Relation between the triangular and hexagonal grid
There is a strong relation between the classic hexagonal tiling, and a triangular tiling.
Mathematically, they are each other's dual tiling. This means that if you take the centre points of each hexagon, and you connect these centre points together, you get the triangular tiling. This also works in the other direction: if you take the centre points of each triangle, and connecting them together, you get the hexagonal tiling.
This duality results in a nice property: when playing a game on a triangular grid, placing the pieces on the corner points and moving them along edges, is equivalent to playing that game on a hexagonal grid by placing the pieces inside the hexagons and moving them across edges. And vice versa, playing a game on the corners and along edges of a hexagonal grid, is equivalent to putting the pieces in the triangles and moving them across edge boundaries.
There is however a major issue with the triangular grid, which is the asymmetry of connections between the triangles. Unlike a hexagon grid, triangle can connect edge-to-edge, but also point-to-point in various configurations. This lack of symmetry is the most likely reason why triangular tiles have not been really considered for wargaming.
Has the triangular grid been used before?
When trying to look up whether (board) wargames make use of a triangular grid, surprisingly few results turn up. Most of the games that use a triangular grid, use the dual property, effectively using a hexagonal grid. The triangular grid is then merely an esthetic element in the design of the game. See e.g. games that employ the "Triangle System", See also this page at Forsage Games.
Most games that use the triangles themselves as areas usually are abstract boardgames. Some examples are: Blokus Trigon or Go played on a triangular grid.
Let us assume we do want to design a miniature wargame using a triangular grid. One of the things we need is a counting procedure for counting distances from one grid cell to another cell, and preferably, we would like that counting procedure to approximate the Euclidean distance between the centre points of both grid cells.

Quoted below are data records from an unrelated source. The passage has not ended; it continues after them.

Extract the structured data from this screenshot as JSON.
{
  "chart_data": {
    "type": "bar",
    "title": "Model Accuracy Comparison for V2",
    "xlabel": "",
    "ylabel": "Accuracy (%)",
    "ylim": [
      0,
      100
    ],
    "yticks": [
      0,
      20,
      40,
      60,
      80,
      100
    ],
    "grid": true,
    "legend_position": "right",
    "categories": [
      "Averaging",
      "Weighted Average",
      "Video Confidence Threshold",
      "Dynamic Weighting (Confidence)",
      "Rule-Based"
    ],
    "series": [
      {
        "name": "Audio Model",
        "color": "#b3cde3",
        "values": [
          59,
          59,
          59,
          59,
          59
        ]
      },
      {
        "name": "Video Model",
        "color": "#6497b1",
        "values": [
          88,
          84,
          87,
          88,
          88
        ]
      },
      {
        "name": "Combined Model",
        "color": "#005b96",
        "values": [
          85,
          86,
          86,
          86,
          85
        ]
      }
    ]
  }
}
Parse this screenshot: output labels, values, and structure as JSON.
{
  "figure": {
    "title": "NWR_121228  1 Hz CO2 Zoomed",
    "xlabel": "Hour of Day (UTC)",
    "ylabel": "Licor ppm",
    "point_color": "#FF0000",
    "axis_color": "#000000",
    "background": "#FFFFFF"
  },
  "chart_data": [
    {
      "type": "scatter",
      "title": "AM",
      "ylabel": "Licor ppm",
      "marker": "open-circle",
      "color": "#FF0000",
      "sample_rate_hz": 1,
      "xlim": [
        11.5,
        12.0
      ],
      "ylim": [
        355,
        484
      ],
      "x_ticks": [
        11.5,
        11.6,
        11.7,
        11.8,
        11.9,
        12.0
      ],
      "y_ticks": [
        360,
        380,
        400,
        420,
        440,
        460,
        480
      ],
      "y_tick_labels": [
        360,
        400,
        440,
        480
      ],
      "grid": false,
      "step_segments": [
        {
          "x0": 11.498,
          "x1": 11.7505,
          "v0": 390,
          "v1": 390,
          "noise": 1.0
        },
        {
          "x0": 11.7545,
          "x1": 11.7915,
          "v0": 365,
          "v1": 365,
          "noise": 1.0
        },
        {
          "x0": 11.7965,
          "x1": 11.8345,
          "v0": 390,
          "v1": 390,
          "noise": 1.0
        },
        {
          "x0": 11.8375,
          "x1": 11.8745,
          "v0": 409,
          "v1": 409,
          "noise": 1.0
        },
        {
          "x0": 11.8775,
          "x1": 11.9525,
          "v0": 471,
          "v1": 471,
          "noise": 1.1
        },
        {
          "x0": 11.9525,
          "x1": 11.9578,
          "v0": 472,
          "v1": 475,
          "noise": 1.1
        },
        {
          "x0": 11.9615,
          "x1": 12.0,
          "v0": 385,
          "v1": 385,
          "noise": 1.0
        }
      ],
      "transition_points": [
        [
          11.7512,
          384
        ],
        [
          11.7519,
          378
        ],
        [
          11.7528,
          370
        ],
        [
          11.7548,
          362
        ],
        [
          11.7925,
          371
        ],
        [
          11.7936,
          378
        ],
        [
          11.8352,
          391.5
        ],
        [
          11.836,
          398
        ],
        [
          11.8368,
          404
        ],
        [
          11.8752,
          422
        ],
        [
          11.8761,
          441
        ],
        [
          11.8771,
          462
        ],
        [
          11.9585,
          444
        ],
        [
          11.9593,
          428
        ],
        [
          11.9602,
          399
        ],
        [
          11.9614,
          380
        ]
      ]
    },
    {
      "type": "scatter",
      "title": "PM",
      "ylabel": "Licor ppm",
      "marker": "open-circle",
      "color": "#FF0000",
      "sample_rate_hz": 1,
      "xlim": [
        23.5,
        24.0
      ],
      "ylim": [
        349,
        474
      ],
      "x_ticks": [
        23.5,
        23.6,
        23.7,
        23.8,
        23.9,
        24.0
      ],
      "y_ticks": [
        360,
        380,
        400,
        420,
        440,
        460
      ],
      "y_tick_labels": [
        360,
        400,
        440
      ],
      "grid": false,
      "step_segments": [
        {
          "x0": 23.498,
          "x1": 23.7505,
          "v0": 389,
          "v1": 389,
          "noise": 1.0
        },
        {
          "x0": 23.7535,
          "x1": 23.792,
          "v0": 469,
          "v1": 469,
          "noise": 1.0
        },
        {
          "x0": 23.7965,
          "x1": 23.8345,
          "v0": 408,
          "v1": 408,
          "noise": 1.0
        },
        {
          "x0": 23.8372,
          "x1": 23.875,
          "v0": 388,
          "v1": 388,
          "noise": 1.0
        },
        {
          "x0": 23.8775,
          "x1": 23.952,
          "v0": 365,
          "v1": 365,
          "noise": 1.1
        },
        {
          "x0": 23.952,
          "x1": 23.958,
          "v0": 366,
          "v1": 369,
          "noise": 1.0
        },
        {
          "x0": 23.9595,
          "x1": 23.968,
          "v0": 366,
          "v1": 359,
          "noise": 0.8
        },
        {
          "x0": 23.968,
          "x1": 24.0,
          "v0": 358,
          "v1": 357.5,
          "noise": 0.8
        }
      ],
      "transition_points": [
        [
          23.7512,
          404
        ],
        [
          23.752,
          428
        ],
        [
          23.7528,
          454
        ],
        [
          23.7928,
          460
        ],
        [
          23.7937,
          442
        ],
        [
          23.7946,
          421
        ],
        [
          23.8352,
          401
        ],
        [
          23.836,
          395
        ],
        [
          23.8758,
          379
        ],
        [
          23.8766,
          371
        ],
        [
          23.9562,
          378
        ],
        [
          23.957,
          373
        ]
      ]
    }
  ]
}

Using some simple goniometry, and setting the distance between the (barycentric) centre points between 2 adjoining triangles to 1, we arrive at the following relations:
Taking the red dot as starting point, we see that we can get to edge-to-edge triangles (yellow dots) using distance 1. The triangle directly opposite (blue dot) requries distance 2. Both triangles that touch the starting triangle, but are not directly opposite, are at distance square root of 3, or 1.73.
Rounding up 1.73 to 2, we get the following, rather simple, counting procedure for measuring distances:
- When moving from edge-to-edge, count 1;
- When moving from point-to-point (any configuration), count 2.
|(Image from "20 Fun Grid Facts (Hexgrids)")|
(You might wonder how this is possible, given that we have rounded one distance 1.73 to 2 ... but there are also 2 modes of moving on a hexagonal grid: straight ahead from hexagon to hexagon, or in a "zig-zag" pattern, which correspond to different connecting triangles ... these are not exactly equal, although we often consider them as such on the hexagonal grid.)
Ok, let's put it all together. How far can we move on a triangular grid given various amounts of movement points? The diagram below illustrate the movement ranges, using 1 movement point to move across an edge, 2 movement points to move across a corner.
Facing, Battlelines and firing arcs
When located in a triangle, a unit can face in 12 different directions: 3 sides, 3 corners, but there also 6 other directions that line up with rows of triangles (see diagram below). On a square grid, there are 8 natural facings, a hexagonal grid has 6 edges + 6 corners, also resulting in 12.
The orientation and facings, having 12 "natural" directions on the grid, might be the biggest advantage of the triangular grid. However, just an in squares, the connections between the grid cells is asymmetric. But this is also the case when considering the "zig-zag" directions in a hexagonal grid.
Firing arcs become a little more complex. The diagram below shows firing arcs at 60 degrees, and a distance of 4. Note the little discrepancy in the firing arc for the unit on the right.
All this seems workable, but it takes time getting used to.
So, should we use the triangular grid for our miniature wargames? Honestly, I don't know yet. I will have to run a test game or two ... but any other experiences or insights are certainly welcome!